Fiji’s news media say that the present Fiji Media Council, which was
developed from the former Fiji News Council, meets the recommendations made
in a report by consultants from The Thomson Foundation, of Britain. The
consultants reviewed Fiji’s media legislation at the request of the
Government. The Fiji Media Council, a PINA member, comprises representatives
of Fiji’s news media organisations plus an equal number of prominent public
members drawn from the country’s various communities. It acts as a
self-regulatory body for the local news media and also promotes freedom of
expression and information, ethics and professional standards. A committee
which hears complaints against the news media comprises three prominent
non-media members. Council secretary Bob Pratt told “The Fiji Times” that
the council has a balance of members and does represent a cross-section of
the community.
Background Information
On 29 January 1998, the Government said the Cabinet (Government ministers)
had approved the drawing up of new media laws which include an independent
media regulatory council but exclude suggestions for licensing newspapers
and magazines. The Press Correction Act, introduced in the British colonial
era, was also to be scrapped. Cabinet had accepted most of the
recommendations of a report by Thomson Foundation
consultants who reviewed the media laws in late 1996. The consultants
recommended against licensing, but suggested the expansion of the then Fiji
News Council (see IFEX alerts of 30 January 1998 and 9 December 1997).
On 30 January 1998, PINA welcomed the Government’s endorsement of most of
the Thomson Foundation Report, and in particular the rejection of licensing
of the print media and replacement of the Press Correction Act. PINA said
the then Fiji News Council had already put in place many recommendations in
the Thomson Foundation Report.
In special sittings of Fiji’s House of Representatives and Senate ending on
16 July 1998, an Emergency Powers Act 1998 was passed despite concern from
the news media, trade unions, community activists and some Opposition
parliamentarians (see IFEX alerts of 17, 13, 9 and 7 July 1998).
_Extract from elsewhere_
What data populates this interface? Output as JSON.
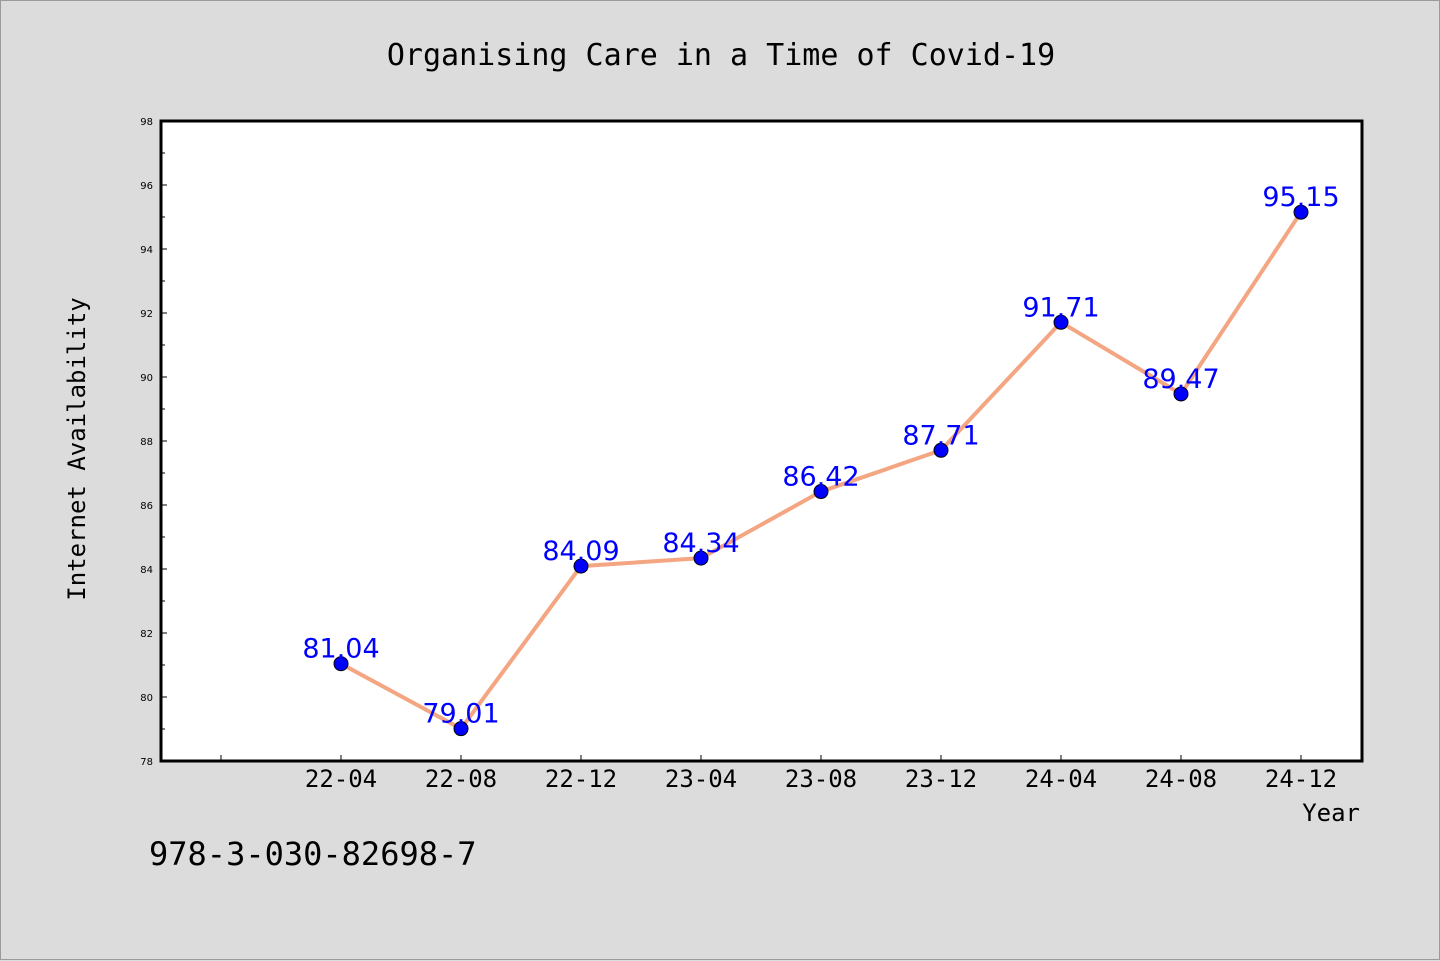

The act
includes a section enabling the introduction of regulations for “censorship
and the control of and suppression of publications, writings, maps, plans,
photographs, communications and means of communications.”
Under an existing Parliamentary Powers and Privileges Act, Fiji’s main daily
newspaper, “The Fiji Times”, has faced a number of actions against its
reporting by both the elected House of Representatives and the appointed
Senate (see IFEX alert of 8 June 1998, and others).